いのちのせんたく 第143話


「そういえば、セシルはどこに行ったんだ?」

あっという間に昼食を用意したルルーシュが、あたりをも回しながら尋ねると、それを受け取りながらラクシャータもまたあたりを見回した。

「そういえば、遅いわね」
「なにか別の作業を?」
「釜に火を入れてすぐに、夕食用の野菜の採取を頼んだのよ」

あちらでの生活で散々こき使われ、心身ともに一番疲労していたセシルは、石窯の暑さに耐えられると思えず、早々に避難させた。
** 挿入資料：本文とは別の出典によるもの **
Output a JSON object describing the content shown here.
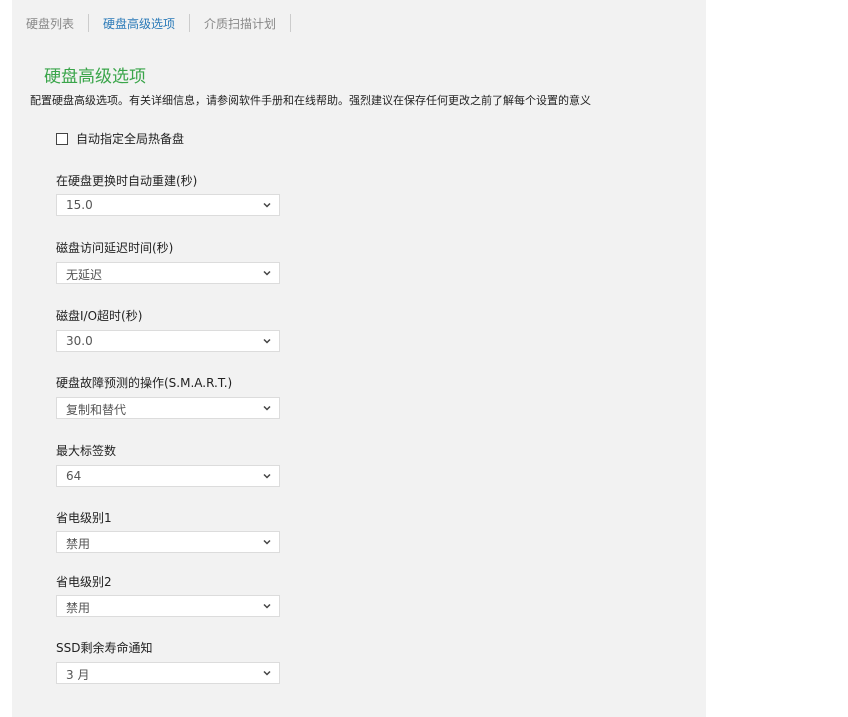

休憩しろと言っても、皇族であるクロヴィスが働いているのに自分が休む訳にはいかないと拒否するので、比較的安全でラクな作業を頼んだのだが、1人で行かせたのは失敗だったか。カゴが減っているから、畑に向かったのは間違いない。

「見てくる」

即座に森へ向かおうとしたルルーシュを引き止める。

「私も行くわ。万が一ということもあるから」

倒れていたらルルーシュだけでは対処できない。ラクシャータは昼食をテーブルの上に置き、細く割った竹で作ったクロッシュをかぶせた。この奇妙な場所では料理に虫がつくことはないが、気分的の問題だ。

「水とカゴは持った」

この場合のカゴは、いくつかの薬と、タオルが入った簡易救急箱として使っているカゴだ。これで出来ることは限られているが、無いよりはましだろう。ラクシャータは自分が頼んだ野菜を頭に浮かべ「こっちよ」と先導して歩き出したのだが、森の方から声をかけられ、その足を止めた。

「ラクシャータ、何処かに行くの?」

ひょっこりと木陰から顔を出したのはセシル。

「・・・あなたが戻ってこないから探しに行こうと思ったのよ」
「あら、そうなの?ありがとうラクシャータ。ルルーシュくんもね」

穏やかにほほえみながら言うので、心配は杞憂だったかと胸をなでおろしたのはほんの一瞬で、次の瞬間ルルーシュとラクシャータは顔をこわばらせた。
彼女の背後に、人がいたのだ。
この拠点の人間ではない。
そのことで反射的に警戒したのだが。

「・・・ああ、そういう事もあるわよね」

一つ息を吐いた後、ラクシャータが言った。
よく見知った顔だ。
敵ではない。
敵ではないが、叶うことなら一発ぶん殴ってやりたいと思っていた人物だった。
二人の反応を見て、セシルはそうだったわと、自分の後ろにいた人物を紹介した。

「ラクシャータは顔見知りなのね。ルルーシュくん。こちら、卜部さんと言って、藤堂さんの部下なの」

一般人のルルーシュにわかるように、セシルは説明した。
畑で野菜を採取するついでに雑草むしりをしている時、卜部がやってきたのだという。軍人であるセシルは、逃亡中だった頃の藤堂たちを知っていたから、ひと目で卜部だとわかった。スザクの師匠であり、千葉たちの上司である藤堂が選んだ部下だから、直接の面識はなくても信頼に値する人物だと気付き、セシルの警戒心はゼロになった。
あまりにも無防備に接してきたので、卜部の方が戸惑ったぐらいだ。この異常な環境のせいで、セシルは黒の騎士団=敵という図式を忘れているのかもしれない。
そして、卜部がすでに死んでいることを、知らないのかもしれない。
微妙な空気になっていることに一切気づかず、セシルはニコニコと微笑んでいた。